A plane which bisects the angle between the two given planes $$2x - y + 2z - 4 = 0$$ and $$x + 2y + 2z - 2 = 0$$, passes through the point

We have two given planes

$$\Pi_1:\;2x-y+2z-4=0$$

$$\Pi_2:\;x+2y+2z-2=0$$

To find the planes which bisect the angle between them, we use the standard formula:

For planes $$A_1x+B_1y+C_1z+D_1=0$$ and $$A_2x+B_2y+C_2z+D_2=0$$, every angle-bisector plane is given by

$$\frac{A_1x+B_1y+C_1z+D_1}{\sqrt{A_1^{2}+B_1^{2}+C_1^{2}}}= \pm\frac{A_2x+B_2y+C_2z+D_2}{\sqrt{A_2^{2}+B_2^{2}+C_2^{2}}}.$$

First we calculate the magnitudes of the normals of the two planes.

For $$\Pi_1$$ the normal vector is $$(2,-1,2)$$, whose length is

$$\sqrt{2^{2}+(-1)^{2}+2^{2}}=\sqrt{4+1+4}= \sqrt 9 = 3.$$

For $$\Pi_2$$ the normal vector is $$(1,2,2)$$, whose length is

$$\sqrt{1^{2}+2^{2}+2^{2}}=\sqrt{1+4+4}= \sqrt 9 = 3.$$

Because both magnitudes are the same, the factor $$\sqrt{A_1^{2}+B_1^{2}+C_1^{2}}$$ equals the factor $$\sqrt{A_2^{2}+B_2^{2}+C_2^{2}}$$, so the common denominator 3 cancels out. Hence the bisector condition simplifies to a direct equality (with the two possible signs):

$$2x-y+2z-4=\;\pm\;(x+2y+2z-2).$$

We consider the two choices of the sign separately.

Taking the positive sign

$$2x-y+2z-4 = x+2y+2z-2.$$

Subtract the right‐hand side from the left‐hand side term by term:

$$2x-y+2z-4 -x-2y-2z+2 = 0.$$

Combine like terms:

$$x -3y +0z -2 = 0,$$

so one bisector plane is

$$x-3y-2=0\qquad\text{or}\qquad x-3y=2. \quad -(1)$$

Taking the negative sign

$$2x-y+2z-4 = -(x+2y+2z-2).$$

This gives

$$2x-y+2z-4 = -x-2y-2z+2.$$

Bring all terms to the left side:

$$2x-y+2z-4 +x+2y+2z-2 = 0.$$

Combine like terms:

$$(2x+x) + (-y+2y) + (2z+2z) + (-4-2) = 0,$$

$$3x + y + 4z - 6 = 0,$$

so the other bisector plane is

$$3x+y+4z-6=0. \quad -(2)$$

Thus the two angle-bisecting planes are (1) and (2).

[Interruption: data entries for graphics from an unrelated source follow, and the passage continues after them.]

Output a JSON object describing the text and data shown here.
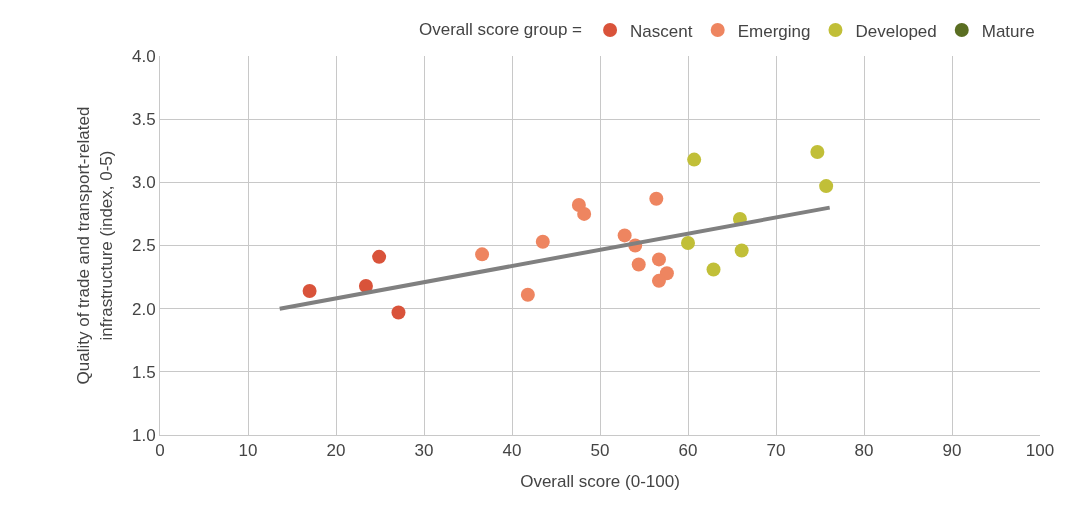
{
  "chart_data": {
    "type": "scatter",
    "xlabel": "Overall score (0-100)",
    "ylabel": "Quality of trade and transport-related\ninfrastructure (index, 0-5)",
    "legend_title": "Overall score group =",
    "series": [
      {
        "name": "Nascent",
        "color": "#d9533a",
        "x": [
          17.0,
          23.4,
          24.9,
          27.1
        ],
        "values": [
          2.14,
          2.18,
          2.41,
          1.97
        ]
      },
      {
        "name": "Emerging",
        "color": "#ee8560",
        "x": [
          36.6,
          43.5,
          41.8,
          47.6,
          48.2,
          52.8,
          54.0,
          54.4,
          56.4,
          56.7,
          57.6,
          56.7
        ],
        "values": [
          2.43,
          2.53,
          2.11,
          2.82,
          2.75,
          2.58,
          2.5,
          2.35,
          2.87,
          2.39,
          2.28,
          2.22
        ]
      },
      {
        "name": "Developed",
        "color": "#c1bf38",
        "x": [
          60.7,
          60.0,
          62.9,
          65.9,
          66.1,
          74.7,
          75.7
        ],
        "values": [
          3.18,
          2.52,
          2.31,
          2.71,
          2.46,
          3.24,
          2.97
        ]
      },
      {
        "name": "Mature",
        "color": "#5a6e22"
      },
      {
        "type": "line",
        "marker": "none",
        "color": "#808080",
        "x": [
          13.6,
          76.1
        ],
        "values": [
          2.0,
          2.8
        ]
      }
    ],
    "xlim": [
      0,
      100
    ],
    "xticks": [
      0,
      10,
      20,
      30,
      40,
      50,
      60,
      70,
      80,
      90,
      100
    ],
    "ylim": [
      1.0,
      4.0
    ],
    "yticks": [
      {
        "value": 1.0,
        "label": "1.0"
      },
      1.5,
      {
        "value": 2.0,
        "label": "2.0"
      },
      2.5,
      {
        "value": 3.0,
        "label": "3.0"
      },
      3.5,
      {
        "value": 4.0,
        "label": "4.0"
      }
    ],
    "grid": true,
    "legend": "top right",
    "marker": "circle"
  }
}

Now we test each option to see which point satisfies at least one of these equations.

Option A: $$(2,4,1)$$

Substitute into (1): $$2-3(4)-2 = 2-12-2 = -12 \neq 0.$$

Substitute into (2): $$3(2)+4+4(1)-6 = 6+4+4-6 = 8 \neq 0.$$

So (2,4,1) is on neither bisector.

Option B: $$(1,-4,1)$$

(1): $$1-3(-4)-2 = 1+12-2 = 11 \neq 0.$$

(2): $$3(1)+(-4)+4(1)-6 = 3-4+4-6 = -3 \neq 0.$$

So (1,-4,1) is on neither bisector.

Option C: $$(1,4,-1)$$

(1): $$1-3(4)-2 = 1-12-2 = -13 \neq 0.$$

(2): $$3(1)+4+4(-1)-6 = 3+4-4-6 = -3 \neq 0.$$

So (1,4,-1) is on neither bisector.

Option D: $$(2,-4,1)$$

(1): $$2-3(-4)-2 = 2+12-2 = 12 \neq 0.$$

(2): $$3(2)+(-4)+4(1)-6 = 6-4+4-6 = 0.$$

This point satisfies equation (2) exactly, so it lies on one of the angle-bisector planes.

Therefore the only point through which a plane bisecting the angle between the two given planes passes is $$(2,-4,1).$$

Hence, the correct answer is Option 4.